I'm indexing ~140 GB of data via the bulk API on a managed AWS instance. I'm noticing the Indexing rate is almost at 30% of what it started at, while the indexing latency is staying the same.

I'm using EBS SSD as the backing store with 2 nodes with 64 gb memory each. My CPU and memory usage seem at pretty normal levels as well:

Any ideas on what could be throttling this? Does AWS maybe throttle inbound traffic or writes to EBS?

The larger shards get, the larger the segments get that need to be merged, which leads to more disk I/O. If you are using gp2 EBS, this has a fixed level of IOPS that you will be reaching once you have depleted you IOPS burst bucket. I am therefore not surprised you are seeing indexing rate drop over time unless you are using EBS with sufficient PIOPS.

Gotcha, that makes sense. I found this little bit of info in the AWS docs

An important thing to note is that for any gp2 volume larger than 1 TiB, the baseline performance is greater than the burst performance.

I'm currently using 500 GB gp2 volumes, I'm bumping it up to 1 TB to see if there is a significant improvement.

Also for a large batch job like this where data isn't needed in real time, increasing the index.refresh_interval should help as well right?

Yes, those should both help as allocated IOPS is proportional to volume size. Have a look at the docs for further suggestions.

Thanks for the quick reply!

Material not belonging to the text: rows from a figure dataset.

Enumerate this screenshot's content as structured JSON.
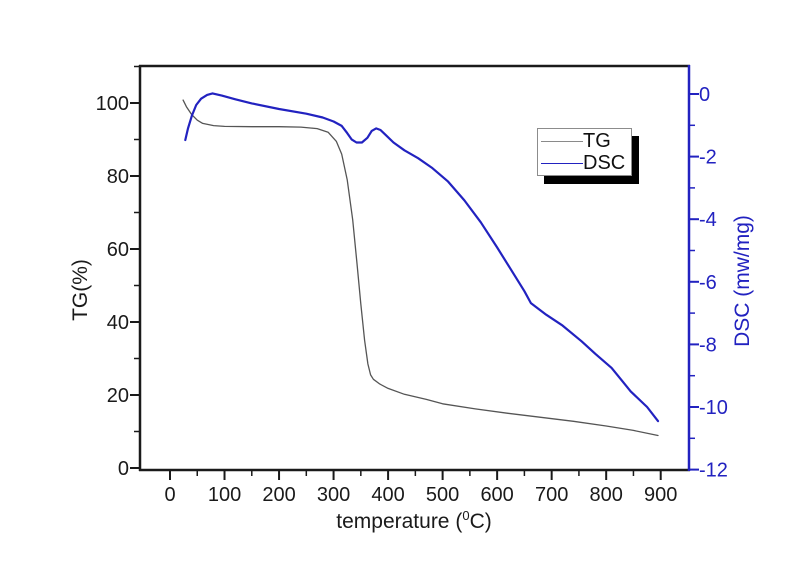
{
  "colors": {
    "dsc_blue": "#2222c0",
    "tg_line": "#555555",
    "axis_black": "#1a1a1a",
    "background": "#ffffff",
    "legend_tg_sample": "#8a8a8a"
  },
  "titles": {
    "xlabel_prefix": "temperature (",
    "xlabel_sup": "0",
    "xlabel_suffix": "C)",
    "ylabel_left": "TG(%)",
    "ylabel_right": "DSC (mw/mg)"
  },
  "legend": {
    "entries": [
      {
        "label": "TG"
      },
      {
        "label": "DSC"
      }
    ]
  },
  "chart_data": {
    "type": "line",
    "title": "",
    "xlabel": "temperature (0C)",
    "ylabel_left": "TG(%)",
    "ylabel_right": "DSC (mw/mg)",
    "x_ticks": [
      0,
      100,
      200,
      300,
      400,
      500,
      600,
      700,
      800,
      900
    ],
    "y_left_ticks": [
      0,
      20,
      40,
      60,
      80,
      100
    ],
    "y_right_ticks": [
      0,
      -2,
      -4,
      -6,
      -8,
      -10,
      -12
    ],
    "x_range_shown": [
      -55,
      950
    ],
    "y_left_range_shown": [
      0,
      110
    ],
    "y_right_range_shown": [
      -12,
      1
    ],
    "grid": false,
    "legend_position": "upper-right-inside",
    "series": [
      {
        "name": "TG",
        "axis": "left",
        "units": "%",
        "points": [
          [
            24,
            100.8
          ],
          [
            30,
            99.0
          ],
          [
            40,
            96.8
          ],
          [
            50,
            95.3
          ],
          [
            60,
            94.4
          ],
          [
            80,
            93.8
          ],
          [
            100,
            93.6
          ],
          [
            150,
            93.5
          ],
          [
            200,
            93.5
          ],
          [
            240,
            93.4
          ],
          [
            270,
            93.0
          ],
          [
            290,
            92.0
          ],
          [
            305,
            89.5
          ],
          [
            315,
            86.0
          ],
          [
            325,
            79.0
          ],
          [
            335,
            68.0
          ],
          [
            343,
            56.0
          ],
          [
            350,
            45.0
          ],
          [
            357,
            35.0
          ],
          [
            363,
            28.5
          ],
          [
            368,
            25.5
          ],
          [
            373,
            24.3
          ],
          [
            385,
            23.0
          ],
          [
            400,
            21.8
          ],
          [
            430,
            20.2
          ],
          [
            470,
            18.8
          ],
          [
            500,
            17.6
          ],
          [
            560,
            16.2
          ],
          [
            620,
            15.0
          ],
          [
            680,
            13.9
          ],
          [
            740,
            12.8
          ],
          [
            800,
            11.5
          ],
          [
            850,
            10.3
          ],
          [
            895,
            8.9
          ]
        ]
      },
      {
        "name": "DSC",
        "axis": "right",
        "units": "mw/mg",
        "points": [
          [
            28,
            -1.47
          ],
          [
            33,
            -1.1
          ],
          [
            40,
            -0.7
          ],
          [
            48,
            -0.35
          ],
          [
            57,
            -0.15
          ],
          [
            68,
            -0.03
          ],
          [
            78,
            0.02
          ],
          [
            95,
            -0.05
          ],
          [
            120,
            -0.17
          ],
          [
            150,
            -0.3
          ],
          [
            200,
            -0.48
          ],
          [
            250,
            -0.63
          ],
          [
            280,
            -0.75
          ],
          [
            300,
            -0.88
          ],
          [
            315,
            -1.02
          ],
          [
            325,
            -1.25
          ],
          [
            333,
            -1.45
          ],
          [
            342,
            -1.55
          ],
          [
            352,
            -1.55
          ],
          [
            362,
            -1.4
          ],
          [
            370,
            -1.18
          ],
          [
            378,
            -1.1
          ],
          [
            386,
            -1.15
          ],
          [
            395,
            -1.3
          ],
          [
            410,
            -1.55
          ],
          [
            430,
            -1.8
          ],
          [
            455,
            -2.05
          ],
          [
            480,
            -2.35
          ],
          [
            510,
            -2.8
          ],
          [
            540,
            -3.4
          ],
          [
            570,
            -4.1
          ],
          [
            600,
            -4.9
          ],
          [
            625,
            -5.6
          ],
          [
            650,
            -6.3
          ],
          [
            662,
            -6.68
          ],
          [
            690,
            -7.05
          ],
          [
            720,
            -7.4
          ],
          [
            755,
            -7.9
          ],
          [
            780,
            -8.3
          ],
          [
            810,
            -8.75
          ],
          [
            845,
            -9.5
          ],
          [
            875,
            -10.0
          ],
          [
            895,
            -10.45
          ]
        ]
      }
    ]
  }
}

Something I just thought of is if the issue is with the burst IOPS, shouldn't the indexing rate have a sharper drop, rather than a gradual drop? I thought of this while looking at this AWS documentation: https://aws.amazon.com/blogs/database/understanding-burst-vs-baseline-performance-with-amazon-rds-and-gp2/

image

If you started indexing into an empty index the merging activity will also change over time so I am not sure that is the case. Do you have any monitoring of disk I/O and /or iowait over time? You shuld also be able to see from stats whether merging is being throttled or not.

If you are specifying your own document IDs the indexing rate is also likely to drop as the index grows.

Yes I started with indexing into an empty index, here are some more metrics from the beginning of the ingest:

We are in fact specifying our own document IDs, but we need to do this to avoid potential deduplication of our data in ElasticSearch. If there is a different way to deal with duplicate data, I'd be more than happy to switch to using ES doc IDs

If you specify your own IDs, which generally as far as I know is required for deduplication, each insert is in fact a potenial update and Elasticsearch must check if the ID already exists. This will slow down indexing speed over time as the number of documents to check increases. If you can sort your documents by ID lexically before indexing you may see some boost (or at least slower deterioration of performance - see this blog post for further details). Faster storage will also help.

Just as an update I retried the batch ingest with a 1 TB volume (so bursts shouldn't have an effect) and also with the following settings:

"number_of_replicas" : 0,
"refresh_interval": -1

and we're seeing the same pattern of decrease in index rate.

Another update: Using the auto generated ID fixed the issue. Thanks for your help!

This topic was automatically closed 28 days after the last reply. New replies are no longer allowed.